Fifty Words for Rain(63)
This Seiko was a stranger.
Yet just five years from this diary entry, she would be a wife and mother. Eight years after this, she would be a fugitive with a bastard girl in her belly.
Nori wondered where she herself would be in ten years, when Akira had a wife and child. Perhaps back in the attic. Perhaps nowhere at all.
He will be home in two weeks. She wrapped herself up in the thought of it.
That was enough of the diary for today. She would try again tomorrow.
* * *
It was three more days before Nori found herself perched high on a tree branch with the diary spread open in her lap.
September 15th, 1930
I’ve received a letter from home today. Mama asks after my health and my virtue. Unfortunately, both are still intact. If I die here, I will die romantically. I could contract the artist’s disease and perish at the peak of my beauty. Maybe they’d write poems about me.
And I’d never have to go back to Japan.
I have met a gentleman, but he speaks of marriage so I will have to keep looking.
I will never marry. I would rather have a noose around my neck, it is over more quickly.
Maestro Ravel played for me today, I could die. He is such a brilliant man. I would love him if he were not so very old.
He says that I am a rare talent. He is composing again, and the whole city is holding its breath waiting to hear. Or at least I am.
I cannot think what else to say, in spite of how much has happened this week alone. I’ve been having pains in my hands. One of the other students says it is nothing but a woman’s weakness. He says I strain myself studying with great masters and should attend to less difficult things.

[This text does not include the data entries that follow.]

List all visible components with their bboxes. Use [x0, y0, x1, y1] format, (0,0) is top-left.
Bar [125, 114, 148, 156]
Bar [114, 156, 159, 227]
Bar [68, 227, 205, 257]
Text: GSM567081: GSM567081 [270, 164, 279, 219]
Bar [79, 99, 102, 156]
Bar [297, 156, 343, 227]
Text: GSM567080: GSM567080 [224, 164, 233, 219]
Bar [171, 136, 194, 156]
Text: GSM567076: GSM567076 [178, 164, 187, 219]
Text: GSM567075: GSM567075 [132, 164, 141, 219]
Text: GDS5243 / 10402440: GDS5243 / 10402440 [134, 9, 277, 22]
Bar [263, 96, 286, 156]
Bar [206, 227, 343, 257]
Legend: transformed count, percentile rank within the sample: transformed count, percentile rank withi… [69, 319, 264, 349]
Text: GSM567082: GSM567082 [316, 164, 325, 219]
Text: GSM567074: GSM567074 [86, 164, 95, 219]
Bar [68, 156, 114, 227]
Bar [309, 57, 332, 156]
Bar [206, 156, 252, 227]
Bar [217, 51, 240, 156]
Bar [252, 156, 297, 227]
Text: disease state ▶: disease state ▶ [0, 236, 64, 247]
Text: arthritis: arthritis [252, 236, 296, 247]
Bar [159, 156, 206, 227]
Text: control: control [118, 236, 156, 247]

A woman’s weakness. He is no different from the men back home. I pay even less attention to him than I do to them.
I’m sure he would like it if I quit. He doesn’t want the competition.
* * *
September 30th, 1930
I have found him at last. He is tall, very tall, with eyes as blue as sapphires. He has hair like spun gold. I think he is the handsomest man I have ever seen. Just like a prince from a story.

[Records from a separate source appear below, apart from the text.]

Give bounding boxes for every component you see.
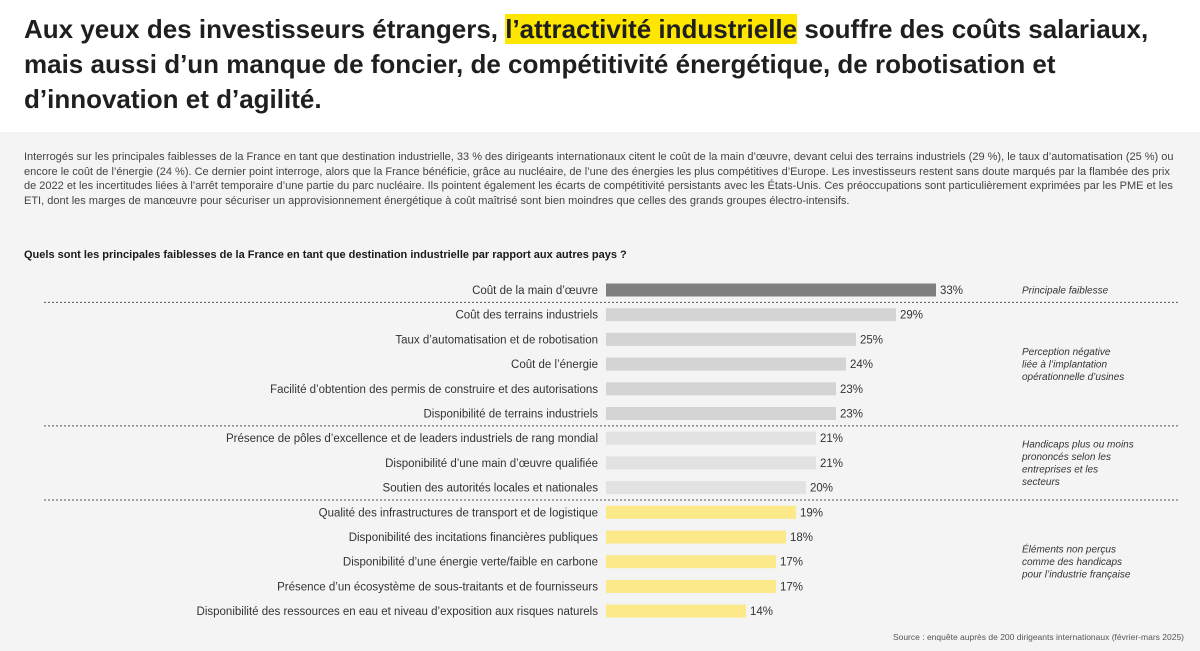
group-note: Éléments non perçus bbox=[1022, 543, 1116, 556]
bar-2 bbox=[606, 308, 896, 322]
bar-5 bbox=[606, 382, 836, 396]
title-part-1: Aux yeux des investisseurs étrangers, bbox=[24, 14, 506, 44]
value-label: 20% bbox=[810, 483, 833, 495]
chart-question: Quels sont les principales faiblesses de… bbox=[24, 249, 627, 261]
group-note: Perception négative bbox=[1022, 347, 1111, 358]
bar-14 bbox=[606, 604, 746, 618]
value-label: 21% bbox=[820, 433, 843, 445]
content-panel bbox=[0, 132, 1200, 651]
intro-paragraph: Interrogés sur les principales faiblesse… bbox=[24, 151, 1174, 207]
category-label: Facilité d’obtention des permis de const… bbox=[270, 384, 598, 396]
category-label: Disponibilité des incitations financière… bbox=[349, 532, 599, 544]
value-label: 17% bbox=[780, 557, 803, 569]
bar-10 bbox=[606, 505, 796, 519]
category-label: Coût de l’énergie bbox=[511, 359, 598, 371]
category-label: Coût de la main d’œuvre bbox=[472, 285, 598, 297]
bar-11 bbox=[606, 530, 786, 544]
value-label: 24% bbox=[850, 359, 873, 371]
bar-8 bbox=[606, 456, 816, 470]
group-note: liée à l’implantation bbox=[1022, 360, 1107, 371]
source-note: Source : enquête auprès de 200 dirigeant… bbox=[892, 632, 1184, 642]
group-note: secteurs bbox=[1022, 477, 1060, 488]
value-label: 23% bbox=[840, 409, 863, 421]
title-highlight: l’attractivité industrielle bbox=[505, 14, 798, 44]
category-label: Coût des terrains industriels bbox=[455, 310, 598, 322]
category-label: Présence de pôles d’excellence et de lea… bbox=[226, 433, 598, 445]
bar-7 bbox=[606, 431, 816, 445]
value-label: 19% bbox=[800, 507, 823, 519]
value-label: 21% bbox=[820, 458, 843, 470]
value-label: 18% bbox=[790, 532, 813, 544]
value-label: 23% bbox=[840, 384, 863, 396]
group-note: prononcés selon les bbox=[1021, 452, 1111, 463]
category-label: Disponibilité de terrains industriels bbox=[424, 409, 599, 421]
value-label: 25% bbox=[860, 334, 883, 346]
value-label: 33% bbox=[940, 285, 963, 297]
category-label: Disponibilité d’une main d’œuvre qualifi… bbox=[385, 458, 598, 470]
group-note: pour l’industrie française bbox=[1021, 570, 1131, 581]
value-label: 29% bbox=[900, 310, 923, 322]
category-label: Soutien des autorités locales et nationa… bbox=[383, 483, 599, 495]
category-label: Présence d’un écosystème de sous-traitan… bbox=[277, 581, 598, 593]
group-note: Principale faiblesse bbox=[1022, 286, 1109, 297]
category-label: Qualité des infrastructures de transport… bbox=[319, 507, 598, 519]
group-note: Handicaps plus ou moins bbox=[1022, 440, 1134, 451]
page-title: Aux yeux des investisseurs étrangers, l’… bbox=[24, 12, 1174, 117]
category-label: Taux d’automatisation et de robotisation bbox=[395, 334, 598, 346]
bar-1 bbox=[606, 283, 936, 297]
category-label: Disponibilité d’une énergie verte/faible… bbox=[343, 557, 598, 569]
bar-13 bbox=[606, 579, 776, 593]
group-note: comme des handicaps bbox=[1022, 557, 1122, 568]
bar-9 bbox=[606, 481, 806, 495]
group-note: opérationnelle d’usines bbox=[1022, 372, 1124, 383]
header-panel: Aux yeux des investisseurs étrangers, l’… bbox=[0, 0, 1200, 132]
bar-12 bbox=[606, 555, 776, 569]
value-label: 17% bbox=[780, 581, 803, 593]
bar-6 bbox=[606, 407, 836, 420]
bar-3 bbox=[606, 332, 856, 346]
value-label: 14% bbox=[750, 606, 773, 618]
category-label: Disponibilité des ressources en eau et n… bbox=[197, 606, 599, 618]
bar-4 bbox=[606, 357, 846, 371]
group-note: entreprises et les bbox=[1022, 465, 1098, 476]
bar-chart: Coût de la main d’œuvre 33% Coût des terra… bbox=[44, 283, 1178, 618]
title-part-2: souffre des coûts salariaux, mais aussi … bbox=[24, 14, 1149, 114]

He plays the violin, which I have never given much thought to.
He is rich, from an old French family. He had three brothers, but two died in the Great War so now he is left with only one. He favors strawberries, as I do, and he doesn’t like tea.
We have spent three whole nights together but have not passed beyond kissing.
No words of love yet. How long is it meant to take?
I thought I was in love once before. But it was nothing but a pale shadow of the true thing. And anyway, he was only a servant and he is gone now. Sent back to his family.
At least, that’s what Mama told me as she was beating me into convulsions.
Mama always says I will ruin myself and our name. But I don’t live for her, or her name.
I will have what I desire. I will always find a way.
* * *
October 12th, 1930
I love him.
I truly do love him. And he has promised that he loves me back. It is true this time, I know it.
I really can’t bear to go back to Japan now. Kyoto even less, with Mama standing firmly rooted in the last century. She lives in perpetual atonement and would have me do the same. She would have me married and locked safely away from the world like a princess in a tower.
Mama was married at seventeen. She had given birth to three dead sons at my age. She thinks there is a curse on us, I know she does. Her brothers all died too. That is why when Papa married her, it was he who took her name.
There is only Mama and I left now. And Mama is nearing the end of her fertile years. My family looks at me like starving wolves desperate for a piece of flesh.
They care nothing for love, or for my happiness. They want to breed me like a horse.
Mama says that I must do my duty regardless of what is in my heart.
But I think I would die before I live as she has done.
* * *
October 31st, 1930
Today I am a woman.
This truly is the city of love. I am a creature of love.
I will stay here and be happy.
“Ojosama!”
Nori looked up. She was seated on the snowy ground with the diary held up to her face.
As much as she was trying not to, she quite liked the image of her mother that was emerging before her. She was enjoying her time spent lost in a past that she had been forbidden to know of.
This Seiko was passionate and defiant, silly but clever. This was a woman with a desperate need to walk her own path.
This was the bundle of beautiful contradictions that Akira sometimes hinted at that inspired devotion in everyone who met her, from Akiko to Ayame.
But Nori still did not understand how her heart could have grown so cold that she left both of her children behind.
And today, clearly, was not the day that would be figured out.
Ayame’s face was bright. It could mean only one thing.
“Akira-sama’s home,” Nori gasped. He was a day early. She scrambled to her feet and thrust the diary into Ayame’s open arms. “Put this back in its place. I’ll come back for it later.”
“Yes, little madam. But—”
Nori gathered up her skirt around her knees and bolted inside the house. She had felt Akira’s absence like a physical pain, a dull thud that never waned.